So I guess there can be a number of different root causes for this, I was just not looking in the right place for clues (or understanding how all pieces fit together) :)
@Polinth I think I have the same issues but how did you configure this? Did you just change the GRAFANA_API_URL in the .env or sth else? For the first case it sadly still doesn't work even though when I do a nslookup in the containers the name does indeed resolve.

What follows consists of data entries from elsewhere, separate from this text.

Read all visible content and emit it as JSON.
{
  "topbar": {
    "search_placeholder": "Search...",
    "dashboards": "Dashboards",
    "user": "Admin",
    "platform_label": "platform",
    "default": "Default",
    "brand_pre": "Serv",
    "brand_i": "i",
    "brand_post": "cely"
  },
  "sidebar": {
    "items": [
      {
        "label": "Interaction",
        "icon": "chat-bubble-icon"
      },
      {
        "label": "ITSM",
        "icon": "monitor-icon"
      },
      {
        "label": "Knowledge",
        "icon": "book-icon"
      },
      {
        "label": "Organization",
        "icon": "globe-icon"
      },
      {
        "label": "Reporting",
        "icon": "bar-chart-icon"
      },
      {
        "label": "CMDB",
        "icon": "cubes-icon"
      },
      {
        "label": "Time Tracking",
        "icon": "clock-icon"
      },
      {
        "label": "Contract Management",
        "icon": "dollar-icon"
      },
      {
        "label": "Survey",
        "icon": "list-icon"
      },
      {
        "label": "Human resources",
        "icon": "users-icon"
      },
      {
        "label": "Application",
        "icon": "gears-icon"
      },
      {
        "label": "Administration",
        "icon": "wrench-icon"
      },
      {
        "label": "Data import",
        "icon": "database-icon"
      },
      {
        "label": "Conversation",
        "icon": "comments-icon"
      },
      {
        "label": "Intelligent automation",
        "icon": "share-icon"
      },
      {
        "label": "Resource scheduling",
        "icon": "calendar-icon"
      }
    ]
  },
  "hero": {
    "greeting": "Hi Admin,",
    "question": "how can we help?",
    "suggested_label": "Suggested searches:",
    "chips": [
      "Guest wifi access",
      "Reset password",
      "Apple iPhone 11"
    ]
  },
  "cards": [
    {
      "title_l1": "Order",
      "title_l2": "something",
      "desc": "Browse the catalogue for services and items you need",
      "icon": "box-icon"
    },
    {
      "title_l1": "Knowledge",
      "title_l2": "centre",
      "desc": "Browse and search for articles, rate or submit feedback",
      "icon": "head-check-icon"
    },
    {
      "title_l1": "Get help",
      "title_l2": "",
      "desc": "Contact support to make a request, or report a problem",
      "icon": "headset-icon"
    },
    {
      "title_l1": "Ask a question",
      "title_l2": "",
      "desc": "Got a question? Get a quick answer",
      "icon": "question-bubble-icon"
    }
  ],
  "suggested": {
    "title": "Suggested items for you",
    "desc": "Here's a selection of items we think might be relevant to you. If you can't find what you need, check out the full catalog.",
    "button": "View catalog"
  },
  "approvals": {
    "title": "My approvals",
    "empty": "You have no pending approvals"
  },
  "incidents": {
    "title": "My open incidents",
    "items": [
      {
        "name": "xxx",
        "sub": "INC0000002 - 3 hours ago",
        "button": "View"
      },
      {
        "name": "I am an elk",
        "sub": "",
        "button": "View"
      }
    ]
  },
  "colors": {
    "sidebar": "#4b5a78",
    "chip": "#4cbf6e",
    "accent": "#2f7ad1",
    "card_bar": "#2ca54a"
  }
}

My filtered logs:
celery_1 | 2024-02-01 19:12:31,372 source=engine:celery worker=ForkPoolWorker-2 task_id=cb61aaf3-6039-427e-a563-a86e7fbf4fb9 task_name=apps.grafana_plugin.tasks.sync.plugin_sync_organization_async name=apps.grafana_plugin.helpers.client level=WARNING Error connecting to api instance HTTPConnectionPool(host='grafana', port=3000): Max retries exceeded with url: /api/access-control/users/permissions/search?actionPrefix=grafana-oncall-app (Caused by NewConnectionError('<urllib3.connection.HTTPConnection object at 0x7fc0b09a25d0>: Failed to establish a new connection: [Errno -2] Name does not resolve')) celery_1 | 2024-02-01 19:12:31,374 source=engine:celery worker=ForkPoolWorker-2 task_id=cb61aaf3-6039-427e-a563-a86e7fbf4fb9 task_name=apps.grafana_plugin.tasks.sync.plugin_sync_organization_async name=apps.grafana_plugin.helpers.client level=WARNING Error connecting to api instance HTTPConnectionPool(host='grafana', port=3000): Max retries exceeded with url: /api/org (Caused by NewConnectionError('<urllib3.connection.HTTPConnection object at 0x7fc0b09ba210>: Failed to establish a new connection: [Errno -2] Name does not resolve')) engine_1 | 2024-02-01 19:12:31 source=engine:app google_trace_id=none logger=apps.grafana_plugin.helpers.client Error connecting to api instance HTTPConnectionPool(host='grafana', port=3000): Max retries exceeded with url: /api/access-control/users/permissions/search?actionPrefix=grafana-oncall-app (Caused by NewConnectionError('<urllib3.connection.HTTPConnection object at 0x7fdecf0835d0>: Failed to establish a new connection: [Errno -2] Name does not resolve')) engine_1 | 2024-02-01 19:12:31 source=engine:app google_trace_id=none logger=apps.grafana_plugin.helpers.client Error connecting to api instance HTTPConnectionPool(host='grafana', port=3000): Max retries exceeded with url: /api/org (Caused by NewConnectionError('<urllib3.connection.HTTPConnection object at 0x7fdecf083ed0>: Failed to establish a new connection: [Errno -2] Name does not resolve'))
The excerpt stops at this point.